Deepak Taneja is Founder, President and CEO at Aveksa and drives the vision and overall business and technology strategy for the company.

Bilhar Mann is Senior Vice President of CA’s Security Management business unit and responsible for continuing to build out CA’s portfolio of world-class security management solutions.

Andrew Eliopoulos is Director of Product Marketing for Novell’s Identity & Security Management Solutions. He is responsible for all product marketing functions for Novell’s industry-leading Identity Management portfolio.

John Barco is Director of Product Marketing and Product Management for the Identity Management software portfolio at Sun Microsystems. He is responsible for driving the product strategy and execution.

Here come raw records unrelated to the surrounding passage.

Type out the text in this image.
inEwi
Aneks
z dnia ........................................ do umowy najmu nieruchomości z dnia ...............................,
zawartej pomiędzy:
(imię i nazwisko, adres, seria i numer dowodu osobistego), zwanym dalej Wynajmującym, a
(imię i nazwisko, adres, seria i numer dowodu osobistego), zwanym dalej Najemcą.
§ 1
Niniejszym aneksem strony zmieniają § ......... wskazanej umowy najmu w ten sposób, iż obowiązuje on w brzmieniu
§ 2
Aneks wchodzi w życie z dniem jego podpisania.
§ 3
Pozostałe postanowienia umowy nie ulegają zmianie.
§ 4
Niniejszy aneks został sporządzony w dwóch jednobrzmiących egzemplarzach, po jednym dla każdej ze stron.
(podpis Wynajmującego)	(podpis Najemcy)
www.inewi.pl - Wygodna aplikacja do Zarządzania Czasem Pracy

Four reasons to implement IAM

  1. Cost reduction: To determine if there is a cost savings to be had, evaluate the major costs associated with your current way of handling IAM and how much those might be reduced through automation, deducting any yearly maintenance costs or license fees that the new software will incur.
  2. Improved security: Does the solution provide better protection for the network or the enterprise? One measure of that is whether it provides extra accountability and audit trails for system access and authorization.=
  3. Achieving compliance: Does the solution help your organization meet new security requirements, such as by archiving records or logging details of all user activity on the system in case of a future investigation?
  4. Improving efficiency: Not all efficiency gains are easily translated into hard dollar savings. But any solution that automates a formerly manual activity is likely to be increasing efficiency and, at the same time, reducing the chance of human error.

What the analysts say

According to a recent report by Boston-based IT research firm Aberdeen Group, an estimated 40% of all firms are performing at sub-par levels when it comes to automating access to core business information. And, they note, that’s assuming a fairly modest goal of equipping 40% of a company’s business functions with automated access. If the bar were raised to 60%, says Aberdeen, most businesses would be at a sub-par level.